Understanding Prompts in PremSQL

Here’s how a prompt looks when wrapped around a model’s prompt template:

print(gretel_dataset[0]["raw"]["prompt"])

This prompts are made dynamically as long as the raw dataset contains the necessary keys: db_id, question and SQL (all case sensitives) and the dataset is structured in the standardization followed by PremSQL. Let’s understand more about the standardization and how you can create your own dataset.

Creating Your Own Dataset

If you have some annotations for your Text to SQL task on your private data then you can create your own dataset.When it comes to tasks like Text to SQL, we face a lot of dependencies with databases at every step. For example, to make a dataset for Text to SQL, you need a module that can connect to databases, fetch the schemas, and apply them to the prompt. That’s why we have introduced a more standard approach to providing inputs, which is used all across PremSQL. If you use it for your private databases, then you can extend and customize it for your data and your use case. However, you strictly need to organize your files in the following structure:

├── databases
│   ├── california_schools
│       ├── california_schools.sqlite
├── train.json  
├── validation.json # Optional 

Each sub-folder in databases should contain a .sqlite file matching the sub-folder name. Your train or validation JSON file should contain a list of dictionaries with these required keys:

  • db_id: Corresponds to the folder and .sqlite file name.
  • question: User question.
  • SQL: The ground truth SQL query.

Example entry:

{
  "question_id": 0,
  "db_id": "california_schools",
  "question": "What is the highest eligible free rate for K-12 students in the schools in Alameda County?",
  "evidence": "Eligible free rate for K-12 = `Free Meal Count (K-12)` / `Enrollment (K-12)`",
  "SQL": "SELECT `Free Meal Count (K-12)` / `Enrollment (K-12)` FROM frpm WHERE `County Name` = 'Alameda' ORDER BY (CAST(`Free Meal Count (K-12)` AS REAL) / `Enrollment (K-12)`) DESC LIMIT 1",
  "difficulty": "simple"
}

You can load your dataset using:

from premsql.datasets import StandardDataset

validation_dataset = StandardDataset(
    split="validation",    # it can be either train / validation / test depending on your dataset and the name of the json file
    dataset_path="/path/to/the/folder/containing/the/files/",
    database_folder_name="databases", # The same name of the folder 
    json_file_name="validation.json",
)

train_dataset = StandardDataset(
    split="train",    # it can be either train / validation / test depending on your dataset and the name of the json file
    dataset_path="/path/to/the/folder/containing/the/files/",
    database_folder_name="databases", # The same name of the folder 
    json_file_name="train.json",
)

Advanced Customization for Text-to-SQL Datasets

So far, all the examples shown are tailored to .sqlite databases. However, you might encounter scenarios where:

  1. You are working with different databases, such as PostgreSQL or other cloud-based database instances.
  2. You want to implement custom logic before generating prompts.
  3. You need to extend the utility of premsql to fit specific requirements.
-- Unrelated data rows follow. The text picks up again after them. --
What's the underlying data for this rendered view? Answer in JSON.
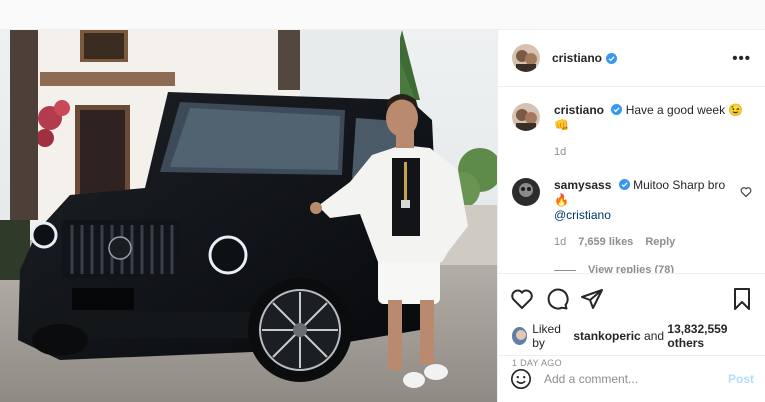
{
  "post": {
    "author": "cristiano",
    "caption": "Have a good week 😉👊",
    "caption_age": "1d"
  },
  "header": {
    "username": "cristiano",
    "more_label": "•••"
  },
  "comments": [
    {
      "username": "samysass",
      "text": "Muitoo Sharp bro 🔥",
      "mention": "@cristiano",
      "age": "1d",
      "likes": "7,659 likes",
      "reply_label": "Reply",
      "view_replies": "View replies (78)"
    }
  ],
  "likes": {
    "prefix": "Liked by",
    "first_user": "stankoperic",
    "joiner": "and",
    "others": "13,832,559 others"
  },
  "timestamp": "1 DAY AGO",
  "add_comment": {
    "placeholder": "Add a comment...",
    "post_label": "Post"
  },
  "colors": {
    "verified": "#3897f0",
    "post_button_disabled": "#b2dffc",
    "secondary_text": "#8e8e8e"
  },
  "icons": [
    "verified-badge-icon",
    "more-options-icon",
    "heart-icon",
    "comment-icon",
    "share-icon",
    "bookmark-icon",
    "emoji-icon"
  ]
}
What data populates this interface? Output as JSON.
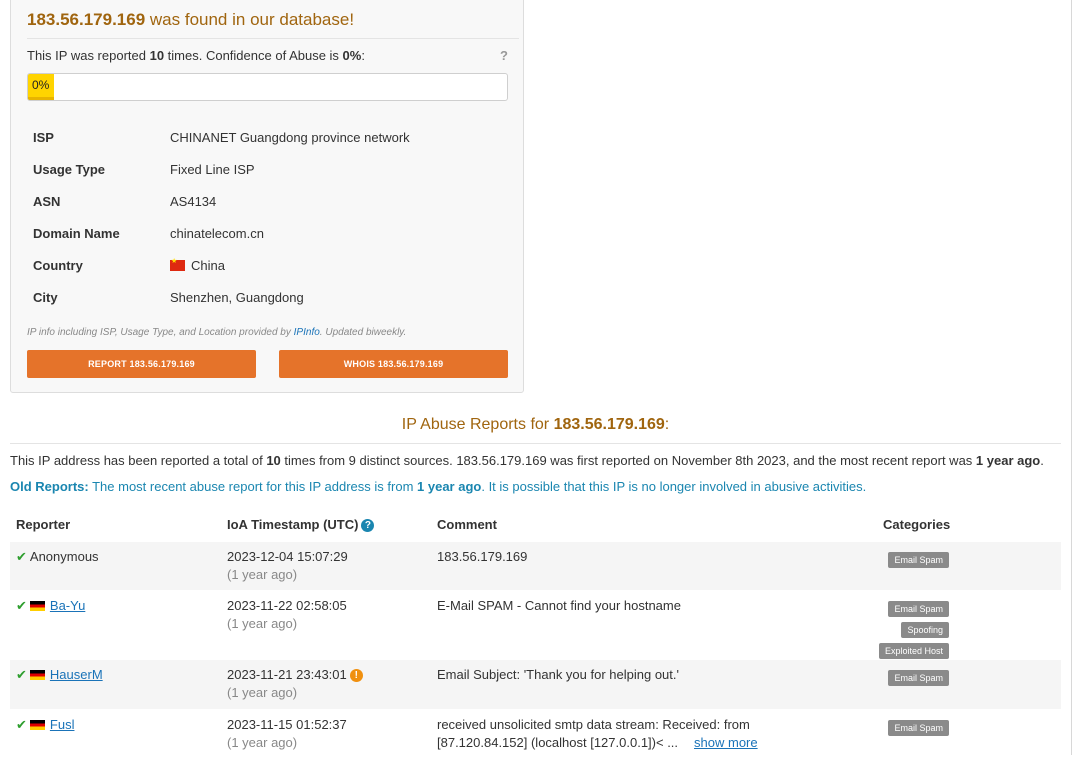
{
  "card": {
    "ip": "183.56.179.169",
    "found_suffix": " was found in our database!",
    "conf_prefix": "This IP was reported ",
    "report_count": "10",
    "conf_middle": " times. Confidence of Abuse is ",
    "confidence": "0%",
    "conf_suffix": ":",
    "confidence_fraction": 0,
    "help": "?",
    "bar_label": "0%",
    "info": [
      {
        "key": "ISP",
        "value": "CHINANET Guangdong province network"
      },
      {
        "key": "Usage Type",
        "value": "Fixed Line ISP"
      },
      {
        "key": "ASN",
        "value": "AS4134"
      },
      {
        "key": "Domain Name",
        "value": "chinatelecom.cn"
      },
      {
        "key": "Country",
        "value": "China",
        "flag": "cn-flag"
      },
      {
        "key": "City",
        "value": "Shenzhen, Guangdong"
      }
    ],
    "note_prefix": "IP info including ISP, Usage Type, and Location provided by ",
    "note_link": "IPInfo",
    "note_suffix": ". Updated biweekly.",
    "report_button": "REPORT 183.56.179.169",
    "whois_button": "WHOIS 183.56.179.169"
  },
  "reports": {
    "title_prefix": "IP Abuse Reports for ",
    "ip": "183.56.179.169",
    "title_suffix": ":",
    "summary": {
      "p1": "This IP address has been reported a total of ",
      "count": "10",
      "p2": " times from 9 distinct sources. 183.56.179.169 was first reported on November 8th 2023, and the most recent report was ",
      "recent": "1 year ago",
      "p3": "."
    },
    "old": {
      "label": "Old Reports:",
      "p1": " The most recent abuse report for this IP address is from ",
      "recent": "1 year ago",
      "p2": ". It is possible that this IP is no longer involved in abusive activities."
    },
    "columns": {
      "reporter": "Reporter",
      "timestamp": "IoA Timestamp (UTC)",
      "comment": "Comment",
      "categories": "Categories"
    },
    "rows": [
      {
        "reporter": "Anonymous",
        "flag": "",
        "timestamp": "2023-12-04 15:07:29",
        "ago": "(1 year ago)",
        "comment": "183.56.179.169",
        "comment2": "",
        "more": "",
        "warning": false,
        "categories": [
          "Email Spam"
        ]
      },
      {
        "reporter": "Ba-Yu",
        "flag": "de",
        "timestamp": "2023-11-22 02:58:05",
        "ago": "(1 year ago)",
        "comment": "E-Mail SPAM - Cannot find your hostname",
        "comment2": "",
        "more": "",
        "warning": false,
        "categories": [
          "Email Spam",
          "Spoofing",
          "Exploited Host"
        ]
      },
      {
        "reporter": "HauserM",
        "flag": "de",
        "timestamp": "2023-11-21 23:43:01",
        "ago": "(1 year ago)",
        "comment": "Email Subject: 'Thank you for helping out.'",
        "comment2": "",
        "more": "",
        "warning": true,
        "categories": [
          "Email Spam"
        ]
      },
      {
        "reporter": "Fusl",
        "flag": "de",
        "timestamp": "2023-11-15 01:52:37",
        "ago": "(1 year ago)",
        "comment": "received unsolicited smtp data stream: Received: from",
        "comment2": "[87.120.84.152] (localhost [127.0.0.1])< ...",
        "more": "show more",
        "warning": false,
        "categories": [
          "Email Spam"
        ]
      }
    ]
  }
}
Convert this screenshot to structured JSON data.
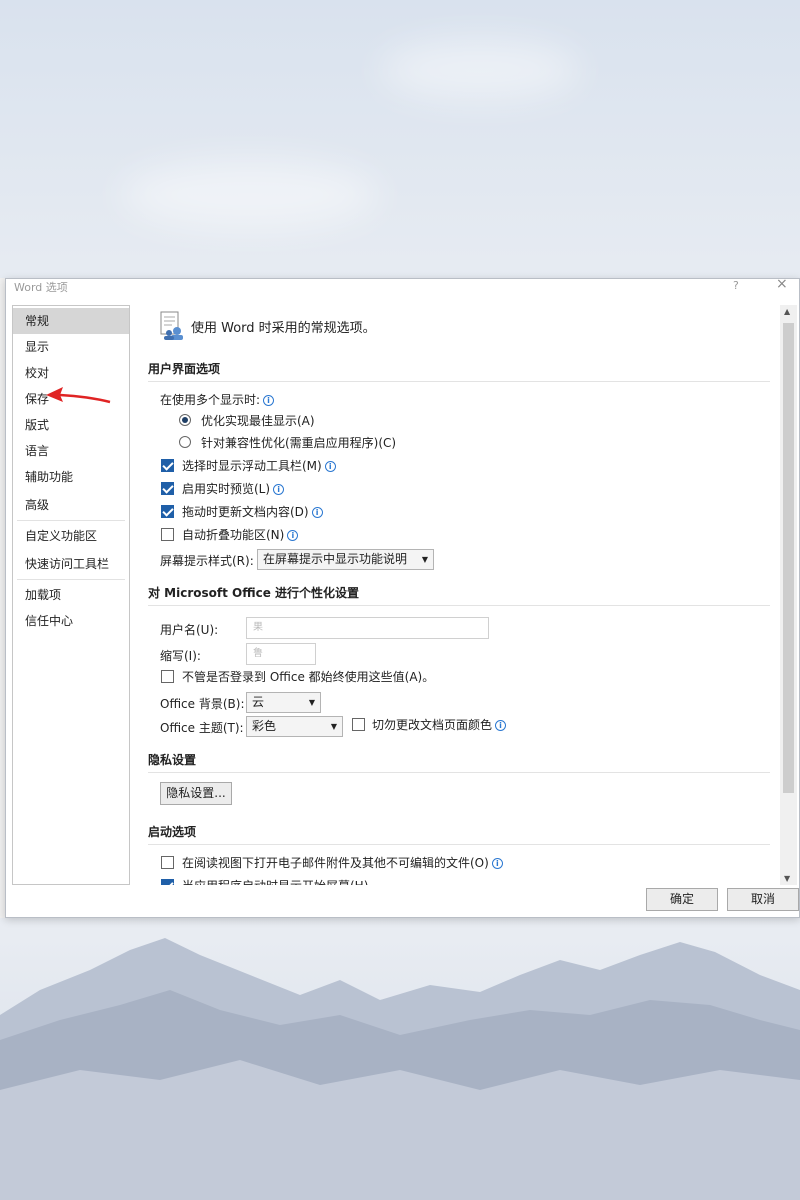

This section will guide you through achieving these customizations.

Note: For scenario 1, you could also migrate a subset of your dataset to SQLite format. This allows you to annotate the dataset in SQLite and follow the standard approach to create a Text2SQL-compatible dataset for fine-tuning and inference.

If you require full customization beyond this, you can achieve it in three steps. A detailed tutorial will be available in future releases, but here’s a concise overview of the process:

Step 1: Define a Custom Dataset Instance

A dataset instance manages operations on individual data points. To create a custom dataset instance, extend the premsql.datasets.base.Text2SQLBaseInstance class. Below is a blueprint of how to define your custom instance:

from premsql.datasets.base import Text2SQLBaseInstance

class CustomDataInstance(Text2SQLBaseInstance):
    def __init__(self, dataset: list[dict]) -> None:
        super().__init__(dataset=dataset)

    def schema_prompt(self, db_path: str) -> str:
        # Define your custom schema prompt logic here.
        # Fetch the schema from your database and format it as needed.
        # For SQLite databases, you could use:
        # SELECT sql FROM sqlite_master WHERE type='table' AND name='{table_name}'
        # For other databases, adapt the query accordingly.
        return "Custom schema prompt logic here."

In addition to schema_prompt, this class also includes other methods like additional_prompt and apply_prompt. These methods have default implementations that are database-agnostic, but you can customize them as needed.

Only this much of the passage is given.